FICTION // Gus and Lizzy: Chapter One, Part Two

RQ2-2_WebsiteImages_GusAndLizzy.jpg

by Gerald Veasley

illustrations by Christopher Spencer

EXCERPT //

“From the orchard, the boy couldn’t make out who was driving the Ford Model T. In reality, he didn’t have to see who was behind the wheel; he knew whose automobile this was. There weren’t too many cars in Edgefield, and it certainly didn’t belong to a colored man. Most likely this vehicle belonged to the mayor, a man who also had the distinction of being the town’s only doctor. Dr. Samuel Glass and his wife, Margaret, employed Papa and Lizzy as servants in their lavish home. Why was he here on a Sunday? Joshua suspected it wasn’t to deliver another fancy set of china.

Pressed into service by his wife, the good doctor had taken the drive over to the Farlow house to fix an urgent problem. Margaret Glass didn’t know how much longer she could endure Thomas’ absence from the Glass household. Tom’s daughter, Lizzy, was a sweet but slender reed of a girl who could not perform the heavy work that the father could. To Margaret, the sorry state of her domestic affairs was untenable. She chose this afternoon, when her husband would be disarmed, reading the Sunday newspaper in his study, to broach the subject. She cajoled her husband to see to Tom’s health.

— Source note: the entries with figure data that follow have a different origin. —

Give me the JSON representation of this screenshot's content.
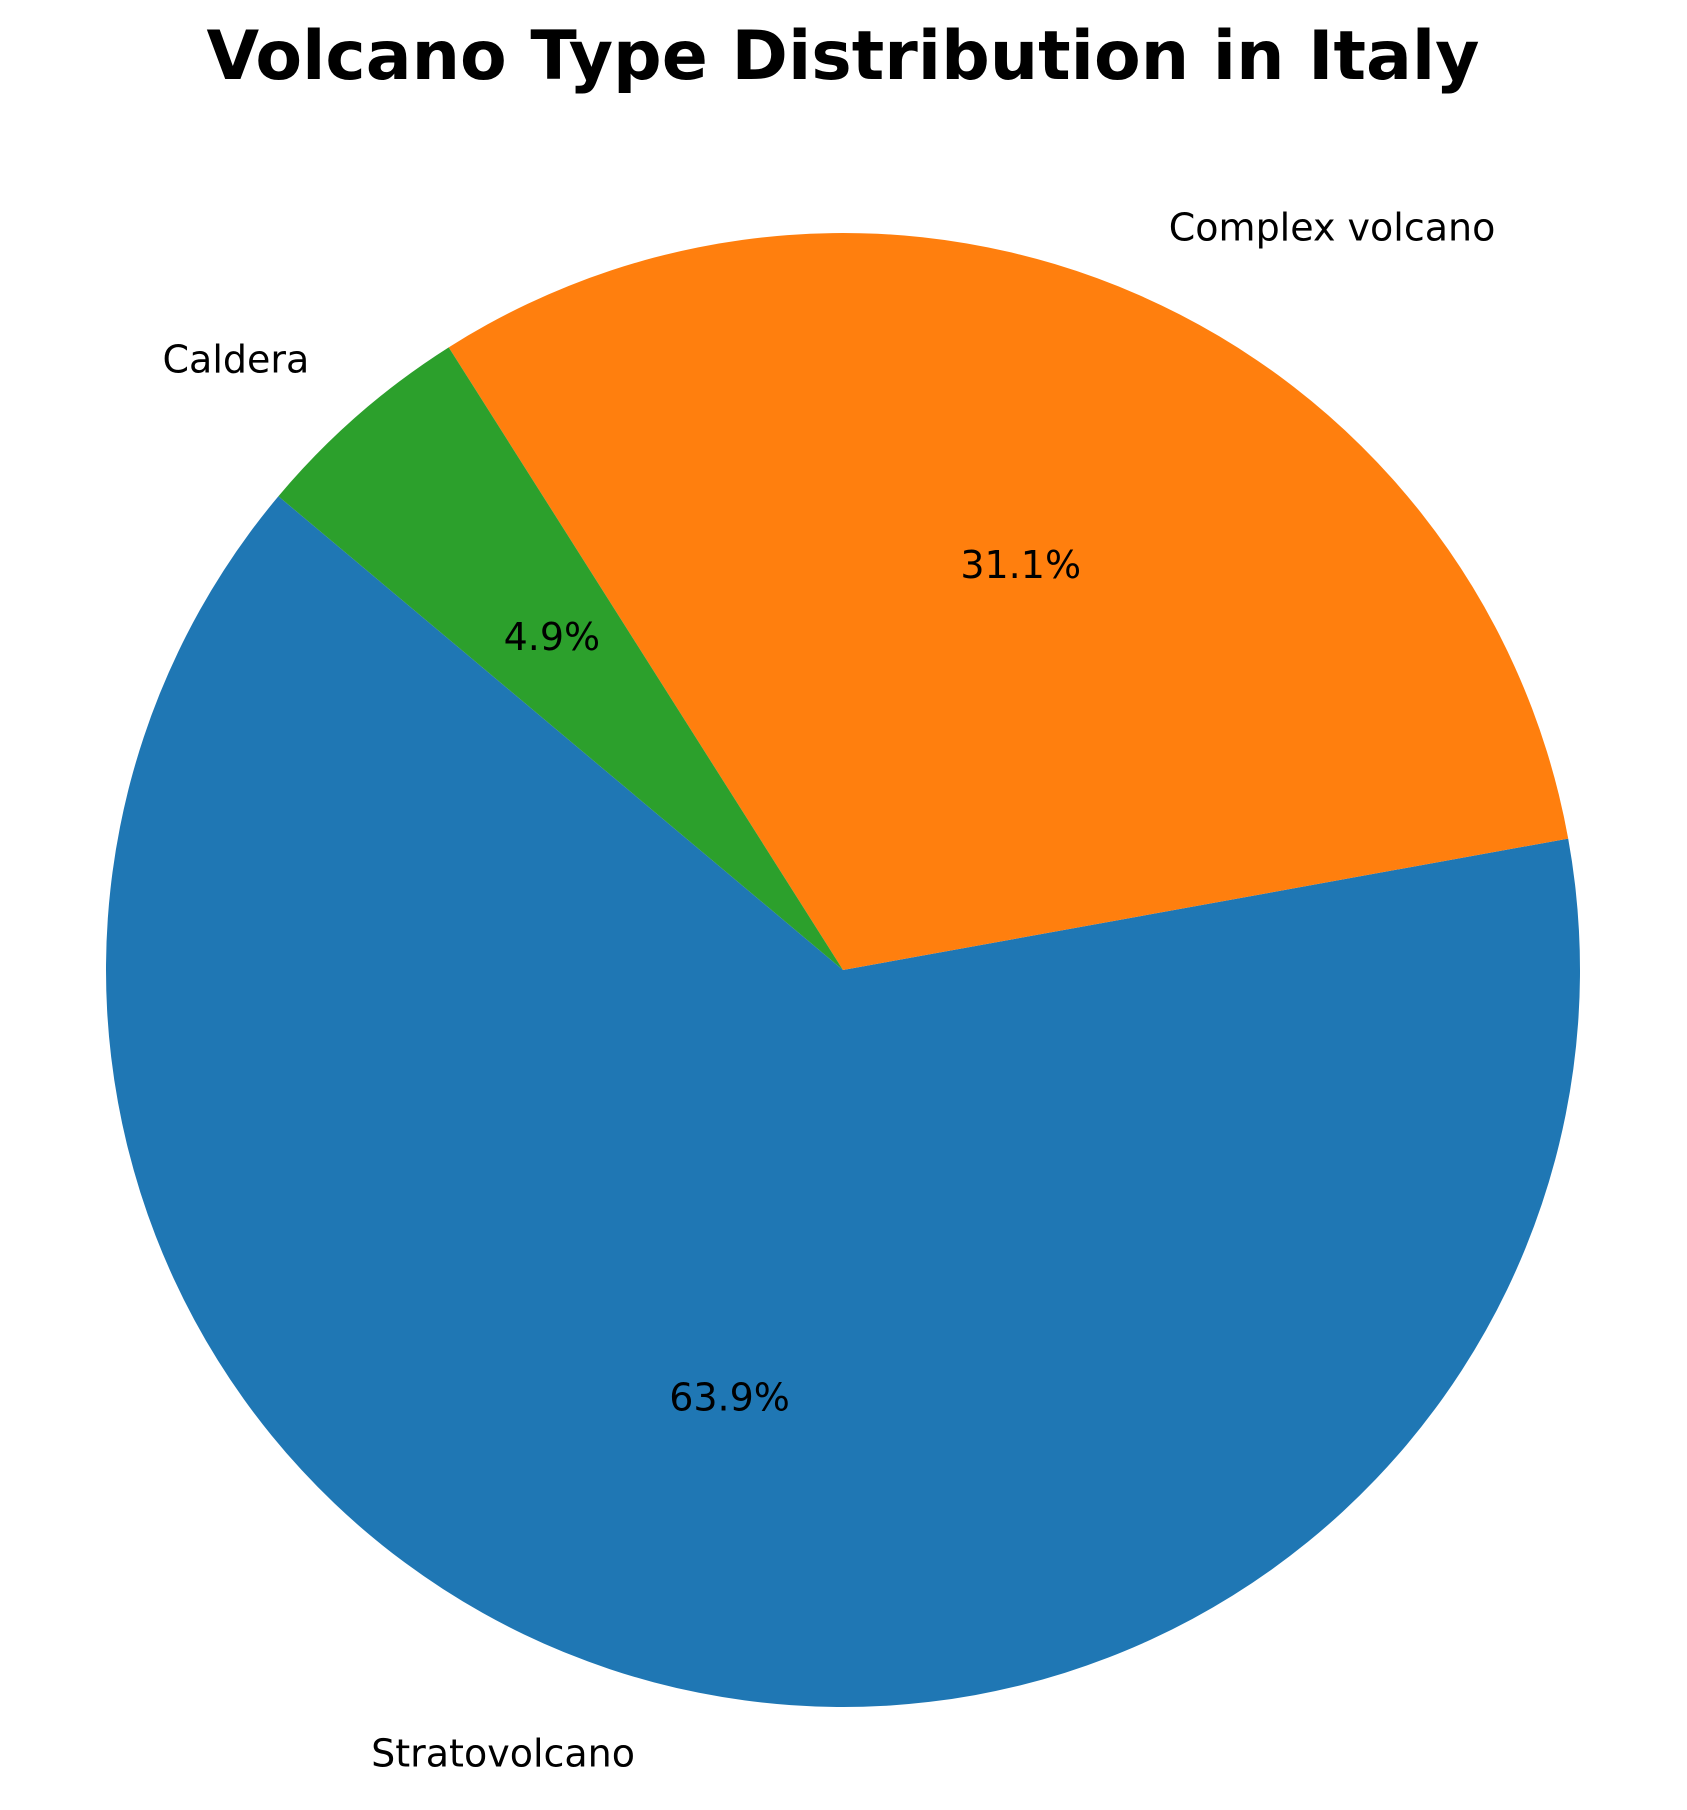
{
  "chart_data": {
    "type": "pie",
    "title": "Volcano Type Distribution in Italy",
    "slices": [
      {
        "label": "Stratovolcano",
        "percent": 63.9,
        "display": "63.9%",
        "color": "#1f77b4"
      },
      {
        "label": "Complex volcano",
        "percent": 31.1,
        "display": "31.1%",
        "color": "#ff7f0e"
      },
      {
        "label": "Caldera",
        "percent": 4.9,
        "display": "4.9%",
        "color": "#2ca02c"
      }
    ],
    "start_angle_deg": 140,
    "direction": "counterclockwise",
    "legend": "none"
  }
}
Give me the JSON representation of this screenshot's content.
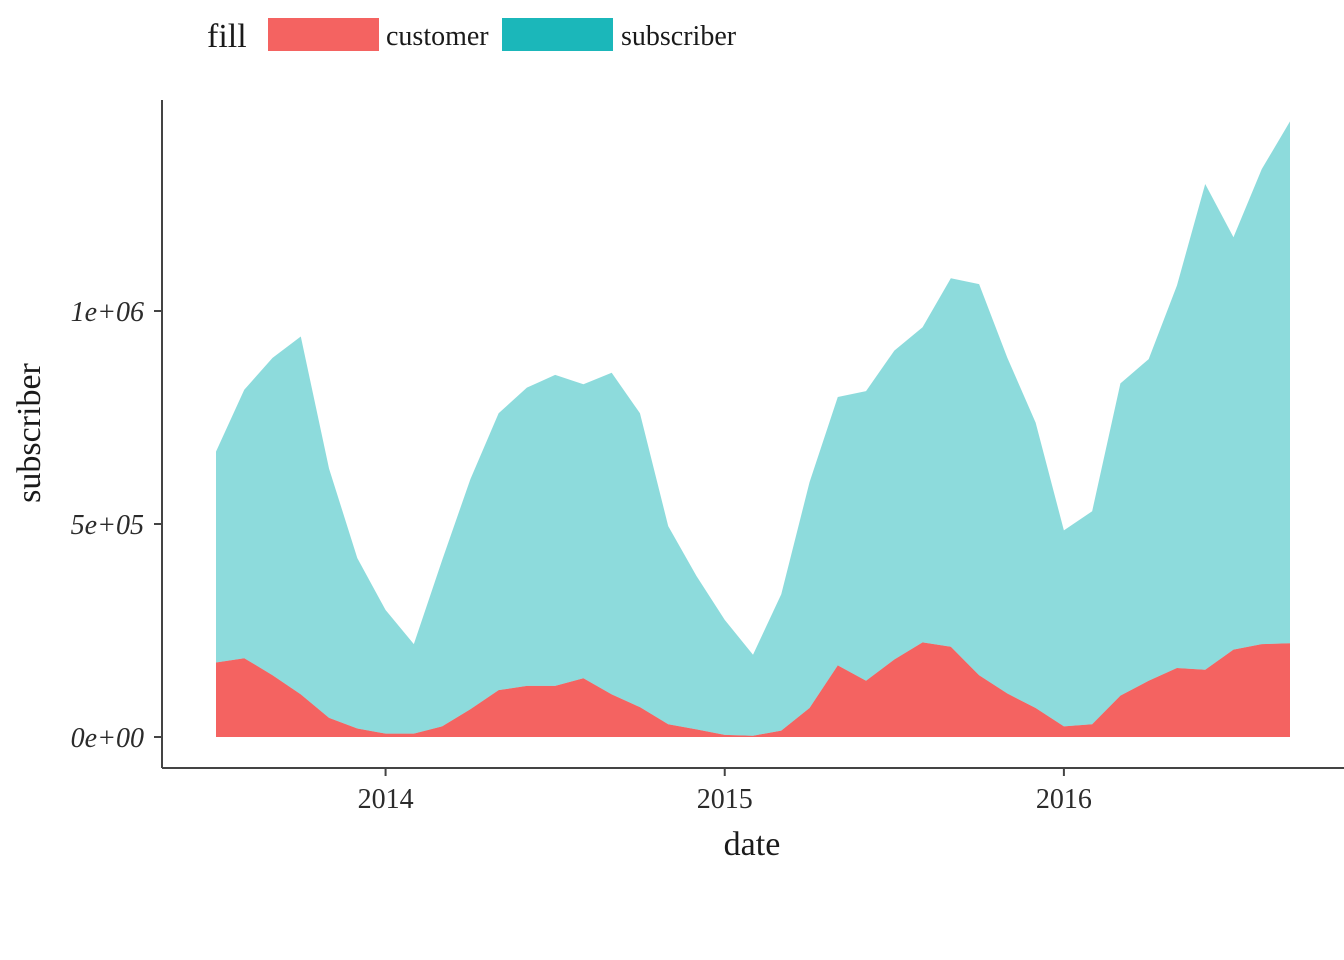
{
  "chart_data": {
    "type": "area",
    "stacked": true,
    "xlabel": "date",
    "ylabel": "subscriber",
    "x_ticks": [
      "2014",
      "2015",
      "2016"
    ],
    "x_tick_values": [
      "2014-01-01",
      "2015-01-01",
      "2016-01-01"
    ],
    "xlim": [
      "2013-07-01",
      "2016-09-01"
    ],
    "y_ticks": [
      "0e+00",
      "5e+05",
      "1e+06"
    ],
    "y_tick_values": [
      0,
      500000,
      1000000
    ],
    "ylim": [
      0,
      1420000
    ],
    "grid": false,
    "legend": {
      "title": "fill",
      "position": "top",
      "entries": [
        {
          "label": "customer",
          "color": "#F46361"
        },
        {
          "label": "subscriber",
          "color": "#1BB7BA"
        }
      ]
    },
    "x": [
      "2013-07",
      "2013-08",
      "2013-09",
      "2013-10",
      "2013-11",
      "2013-12",
      "2014-01",
      "2014-02",
      "2014-03",
      "2014-04",
      "2014-05",
      "2014-06",
      "2014-07",
      "2014-08",
      "2014-09",
      "2014-10",
      "2014-11",
      "2014-12",
      "2015-01",
      "2015-02",
      "2015-03",
      "2015-04",
      "2015-05",
      "2015-06",
      "2015-07",
      "2015-08",
      "2015-09",
      "2015-10",
      "2015-11",
      "2015-12",
      "2016-01",
      "2016-02",
      "2016-03",
      "2016-04",
      "2016-05",
      "2016-06",
      "2016-07",
      "2016-08",
      "2016-09"
    ],
    "series": [
      {
        "name": "customer",
        "color": "#F46361",
        "fill_opacity": 1,
        "values": [
          175000,
          185000,
          145000,
          100000,
          45000,
          20000,
          8000,
          8000,
          25000,
          65000,
          110000,
          120000,
          120000,
          138000,
          100000,
          70000,
          30000,
          18000,
          5000,
          3000,
          15000,
          68000,
          168000,
          132000,
          182000,
          222000,
          212000,
          145000,
          102000,
          68000,
          25000,
          30000,
          97000,
          132000,
          162000,
          158000,
          205000,
          218000,
          220000
        ]
      },
      {
        "name": "subscriber",
        "color": "#1BB7BA",
        "fill_opacity": 0.5,
        "values": [
          495000,
          630000,
          745000,
          840000,
          585000,
          400000,
          290000,
          210000,
          390000,
          540000,
          650000,
          700000,
          730000,
          690000,
          755000,
          690000,
          465000,
          360000,
          270000,
          190000,
          320000,
          530000,
          630000,
          680000,
          725000,
          740000,
          865000,
          918000,
          788000,
          670000,
          460000,
          500000,
          733000,
          755000,
          898000,
          1140000,
          968000,
          1115000,
          1225000
        ]
      }
    ]
  }
}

‘After all, my dear, you are a doctor.’ she said.

‘Yes, but what can I do? I am but one person and there are folks all over the county with influenza. Why, there is an entire section in the colored cemetery for people who have died from it.’ His defense sounded weak to him even as he spoke.

‘I don’t find that comforting, Samuel.’ She feigned hurt, a tactic that had often proven successful.

Accepting his defeat, Glass looked at the ceiling and simply said, ‘OK.’ On the way out the door he grabbed his brown leather satchel and straw fedora, taking a glance back at Margaret, who seemed—for once—satisfied.  

On the trip to the other side of Edgefield County, the air was hazy, the trees an unpolished bronze. The promised energy of autumn had not yet been fulfilled, instead, there was a persistent lethargy that hung on branches like tired laundry. The engine of Glass’ Ford hummed with ridiculous optimism throughout the trip to the Farlow house. The hills were easy to climb for the new car; crests that promised but failed to deliver a respite from the repetitive landscape. Each successful ascent only revealed more of the same. Unremarkable landscape encircled self-satisfied dilapidated houses, oblivious to their impending rot. Now and again, a cotton field would make a showy presentation, an embarrassing whiteness against the perpetual brown of ailing farmland.

Even more ostentatious were the pearly antebellum homes dotting the county. He drove past the Pecker estate, then the Calhouns’ manse, followed by the Johnsons’, and on and on; a cotillion of belles unaware they were too old for their coming-out party. For the most part, these homes had managed to cling to a patina of beauty. Like the United Daughters of the Confederation, they were unbowed by the harsh realities of the modern world.”